So my son asks, after I’ve been the GM for the second session of Hoard of the Dragon Queen, ‘Where’s the treasure?'”
“We really need to find some treasure,” he continues. “I wanna buy that thing that will let me shoot an arrow with a line so we can climb up walls.”
“You mean, some kind of grappling line?”
“Yeah. But my rope is too heavy for an arrow.”
Yes, it is.
“I might need a crossbow, too.”
That would be handy, I agree.
“That takes money. We need to find some treasure.”
It is so gratifying to hear my preteen son grasp the most basic tenets of Dungeons and Dragons: Kill monsters, take their stuff, buy goodies for the PC.
The adventure has treasure. There’s a sidebar about kobolds and cultists running around with the spoils they’ve collected from ransacking the village. These rampaging cultists have d6 x 10 gp worth of trinkets stuffed in their pockets.

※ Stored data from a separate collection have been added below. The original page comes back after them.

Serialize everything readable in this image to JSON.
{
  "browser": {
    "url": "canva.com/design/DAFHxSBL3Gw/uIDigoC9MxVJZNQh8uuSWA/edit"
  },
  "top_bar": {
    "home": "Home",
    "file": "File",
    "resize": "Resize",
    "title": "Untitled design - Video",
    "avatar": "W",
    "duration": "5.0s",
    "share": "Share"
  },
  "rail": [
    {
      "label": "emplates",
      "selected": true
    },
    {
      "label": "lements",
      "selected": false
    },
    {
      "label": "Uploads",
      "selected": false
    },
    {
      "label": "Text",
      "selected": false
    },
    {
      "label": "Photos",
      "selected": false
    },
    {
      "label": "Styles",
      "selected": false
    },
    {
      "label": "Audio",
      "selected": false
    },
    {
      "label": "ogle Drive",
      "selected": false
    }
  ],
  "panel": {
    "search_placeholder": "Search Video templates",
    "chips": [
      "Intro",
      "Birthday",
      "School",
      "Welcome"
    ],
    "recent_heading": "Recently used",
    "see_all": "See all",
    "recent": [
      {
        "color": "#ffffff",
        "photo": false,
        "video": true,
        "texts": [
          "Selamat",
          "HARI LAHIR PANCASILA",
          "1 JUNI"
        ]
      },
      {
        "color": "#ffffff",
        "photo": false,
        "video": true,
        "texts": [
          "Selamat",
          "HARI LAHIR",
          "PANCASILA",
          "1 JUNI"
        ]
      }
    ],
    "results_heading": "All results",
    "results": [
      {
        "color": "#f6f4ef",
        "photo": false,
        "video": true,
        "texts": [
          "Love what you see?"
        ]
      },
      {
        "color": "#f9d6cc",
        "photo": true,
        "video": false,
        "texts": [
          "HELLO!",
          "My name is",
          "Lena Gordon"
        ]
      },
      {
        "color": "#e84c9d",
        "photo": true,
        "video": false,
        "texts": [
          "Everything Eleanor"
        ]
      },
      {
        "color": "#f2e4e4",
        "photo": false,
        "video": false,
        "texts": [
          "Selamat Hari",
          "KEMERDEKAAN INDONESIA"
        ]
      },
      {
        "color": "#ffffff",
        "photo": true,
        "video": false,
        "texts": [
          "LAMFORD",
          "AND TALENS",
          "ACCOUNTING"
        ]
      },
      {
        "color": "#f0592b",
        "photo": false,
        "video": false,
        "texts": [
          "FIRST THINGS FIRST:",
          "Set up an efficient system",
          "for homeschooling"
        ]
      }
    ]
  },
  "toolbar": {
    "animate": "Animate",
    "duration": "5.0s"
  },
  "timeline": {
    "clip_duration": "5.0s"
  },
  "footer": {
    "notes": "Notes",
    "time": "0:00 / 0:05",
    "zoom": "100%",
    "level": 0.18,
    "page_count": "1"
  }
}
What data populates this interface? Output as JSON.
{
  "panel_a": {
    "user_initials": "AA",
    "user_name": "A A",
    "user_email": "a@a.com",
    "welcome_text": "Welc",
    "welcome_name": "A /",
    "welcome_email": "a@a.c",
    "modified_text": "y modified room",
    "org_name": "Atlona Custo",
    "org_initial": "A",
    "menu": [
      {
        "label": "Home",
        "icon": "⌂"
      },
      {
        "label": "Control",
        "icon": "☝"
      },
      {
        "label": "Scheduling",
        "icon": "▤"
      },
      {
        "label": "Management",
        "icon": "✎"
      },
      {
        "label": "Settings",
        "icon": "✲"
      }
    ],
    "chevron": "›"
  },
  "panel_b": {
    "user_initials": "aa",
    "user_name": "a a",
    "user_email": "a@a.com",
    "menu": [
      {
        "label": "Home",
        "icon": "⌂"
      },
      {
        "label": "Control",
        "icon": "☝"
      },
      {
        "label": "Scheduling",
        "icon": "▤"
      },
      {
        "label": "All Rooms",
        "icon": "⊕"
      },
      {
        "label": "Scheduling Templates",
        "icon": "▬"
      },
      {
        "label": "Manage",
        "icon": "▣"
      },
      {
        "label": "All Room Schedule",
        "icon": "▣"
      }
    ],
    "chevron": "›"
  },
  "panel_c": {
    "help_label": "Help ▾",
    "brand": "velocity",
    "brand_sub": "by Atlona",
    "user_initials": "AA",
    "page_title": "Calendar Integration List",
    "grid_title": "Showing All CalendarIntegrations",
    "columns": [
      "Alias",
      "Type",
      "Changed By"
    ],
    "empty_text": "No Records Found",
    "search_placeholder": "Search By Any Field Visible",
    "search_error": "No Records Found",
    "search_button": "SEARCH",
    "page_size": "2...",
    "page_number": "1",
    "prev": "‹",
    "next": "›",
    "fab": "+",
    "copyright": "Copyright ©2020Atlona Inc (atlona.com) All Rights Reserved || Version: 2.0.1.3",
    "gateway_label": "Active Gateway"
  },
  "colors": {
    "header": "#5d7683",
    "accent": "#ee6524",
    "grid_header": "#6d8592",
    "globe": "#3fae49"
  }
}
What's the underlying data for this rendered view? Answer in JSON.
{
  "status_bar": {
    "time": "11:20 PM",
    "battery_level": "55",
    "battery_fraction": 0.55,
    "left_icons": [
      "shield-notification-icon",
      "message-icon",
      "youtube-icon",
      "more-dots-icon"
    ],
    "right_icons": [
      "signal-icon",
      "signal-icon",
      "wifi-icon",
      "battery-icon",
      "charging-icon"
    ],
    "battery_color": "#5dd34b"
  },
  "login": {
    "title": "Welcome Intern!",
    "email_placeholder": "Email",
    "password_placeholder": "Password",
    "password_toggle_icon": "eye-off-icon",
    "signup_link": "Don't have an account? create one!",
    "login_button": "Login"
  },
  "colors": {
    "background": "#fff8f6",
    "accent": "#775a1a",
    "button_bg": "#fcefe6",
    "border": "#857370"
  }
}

But the group’s cleric declared this treasure off limits. Blood money taken from the people of the village they are trying to protect, he says. And from this perspective, he’s right. (Of course, scruples about monster treasure is always contextual. Where’d that loot in the dungeon come from? It’s not like those goblins and bugbears got their gold pieces from working a shift at Culver’s Butterburgers.)
So when the dust settles, where will the treasure come from?
> Gifts from the villagers? Unlikely. They’ll need every dime to rebuild once the cultists are routed.
> Reward from the castle’s governor? It would be a typical GM move. But largess from the folks in charge seems even less likely, in my opinion. Maybe I’m reading the adventure wrong, but it seems to be that the governor would be the sort to pat the adventures on the head with an attaboy and send them on their way.
> Love offering from the temple? This has possibilities. The PCs rescued the priest and his flock. It would be in their nature to express their gratitude. But it would be a modest gift (but enough to get my son his grappling contraction).
> Get to one of the bad guys’ bosses? I like this one. Those folks have whole batches of treasure unconnected to the town, and it would be fun to upturn their purses. And beating a big bad should entail some treasure. The governor would probably like to tax or claim the lot of it, I suppose, but he’s hardly in a position to assert his authority or quibble about it.
Finding a means to reward the adventurers within the context of the module’s story is always more gratifying than some easy bequeathing of treasure from on high. Think about where the treasure will come from.
I’ve got a PC who has a grappling hook to purchase.